Axillary Dissection in Breast Cancer Patients with Metastatic Sentinel Node: To Do or Not to Do? Suggestions from Our Series
Author(s) -
Massimiliano Bortolini,
Franco Tarro Genta,
Chiara Perono Biacchiardi,
E Za,
Marco Camanni,
Francesco Deltetto
Publication year - 2011
Publication title -
isrn oncology
Language(s) - English
Resource type - Journals
eISSN - 2090-567X
pISSN - 2090-5661
DOI - 10.5402/2011/527904
Subject(s) - micrometastasis , axillary lymph node dissection , medicine , sentinel lymph node , sentinel node , breast cancer , biopsy , axilla , radiology , surgery , lymph node , general surgery , cancer
Several studies have put to question and evaluated the indication and prognosis of sentinel lymph node biopsy (SNLB) as sole treatment in human breast cancer. We reviewed 1588 patients who underwent axillary surgery. In 239 patients, axillary lymph node dissection (ALND) was performed following positive fine needle aspiration cytology (FNAC), and, in 299 cases, ALND was executed after positive SNLB. The most dramatic result from our data is that patients with either micrometastasis of the sentinel lymph node (SLN) or only metastatic SLN have, respectively, an 84.5% and a 75.0% chance of having no other nodal involvement.
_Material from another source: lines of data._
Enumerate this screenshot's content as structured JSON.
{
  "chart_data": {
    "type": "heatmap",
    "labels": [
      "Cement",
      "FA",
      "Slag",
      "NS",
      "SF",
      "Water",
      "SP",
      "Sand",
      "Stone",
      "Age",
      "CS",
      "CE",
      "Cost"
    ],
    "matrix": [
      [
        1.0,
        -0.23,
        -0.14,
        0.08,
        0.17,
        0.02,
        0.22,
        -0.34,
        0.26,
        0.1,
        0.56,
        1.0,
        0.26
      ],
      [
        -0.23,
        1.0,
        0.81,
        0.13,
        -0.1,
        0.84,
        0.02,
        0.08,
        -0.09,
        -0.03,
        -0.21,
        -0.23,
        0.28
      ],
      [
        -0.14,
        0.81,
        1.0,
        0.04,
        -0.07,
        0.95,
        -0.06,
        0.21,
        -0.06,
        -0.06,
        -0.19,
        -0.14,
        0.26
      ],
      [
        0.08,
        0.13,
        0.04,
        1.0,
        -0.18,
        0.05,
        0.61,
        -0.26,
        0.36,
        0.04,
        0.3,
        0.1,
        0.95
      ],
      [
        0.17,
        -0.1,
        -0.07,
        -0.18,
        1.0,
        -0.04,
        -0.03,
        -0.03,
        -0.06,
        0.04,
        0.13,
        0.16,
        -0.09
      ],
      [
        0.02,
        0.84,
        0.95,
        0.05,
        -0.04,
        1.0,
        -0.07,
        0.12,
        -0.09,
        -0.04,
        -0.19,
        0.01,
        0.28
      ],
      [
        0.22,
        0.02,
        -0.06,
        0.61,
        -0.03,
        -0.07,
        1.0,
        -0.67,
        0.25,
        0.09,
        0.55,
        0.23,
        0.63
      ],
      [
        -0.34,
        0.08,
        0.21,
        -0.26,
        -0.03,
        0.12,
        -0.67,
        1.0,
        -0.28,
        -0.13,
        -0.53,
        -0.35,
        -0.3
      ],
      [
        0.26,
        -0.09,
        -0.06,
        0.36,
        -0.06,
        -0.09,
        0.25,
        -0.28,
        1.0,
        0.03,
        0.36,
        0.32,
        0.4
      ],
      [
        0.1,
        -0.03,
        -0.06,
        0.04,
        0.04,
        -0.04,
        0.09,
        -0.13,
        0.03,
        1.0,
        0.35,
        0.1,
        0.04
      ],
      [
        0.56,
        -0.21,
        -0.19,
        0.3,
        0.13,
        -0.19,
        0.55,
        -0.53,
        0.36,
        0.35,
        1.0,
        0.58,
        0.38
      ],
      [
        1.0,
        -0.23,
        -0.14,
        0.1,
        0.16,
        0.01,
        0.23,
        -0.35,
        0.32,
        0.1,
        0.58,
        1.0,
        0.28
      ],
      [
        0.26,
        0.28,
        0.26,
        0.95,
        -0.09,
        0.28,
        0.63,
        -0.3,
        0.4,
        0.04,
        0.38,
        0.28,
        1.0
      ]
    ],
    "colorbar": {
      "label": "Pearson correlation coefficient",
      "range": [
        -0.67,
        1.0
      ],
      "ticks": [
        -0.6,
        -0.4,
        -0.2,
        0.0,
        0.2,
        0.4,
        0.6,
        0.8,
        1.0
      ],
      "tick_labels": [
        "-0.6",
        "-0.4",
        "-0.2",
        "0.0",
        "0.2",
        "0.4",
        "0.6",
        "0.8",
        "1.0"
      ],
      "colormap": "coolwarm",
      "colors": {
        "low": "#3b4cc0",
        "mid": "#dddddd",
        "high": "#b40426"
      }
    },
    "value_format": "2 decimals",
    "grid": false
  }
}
We believe a more refined patient selection is neccessary when considering ALND. Where the primary tumor is larger than 5 cm, where radio or adjuvant therapies are not indicated, in cases of FNAC+ nodes, and in cases presenting more than one metastatic sentinel node, we prefer to carry out ALND. Having thus said, however, our data suggests that it is wise not to perform ALND in almost all cases presenting positive SLNs.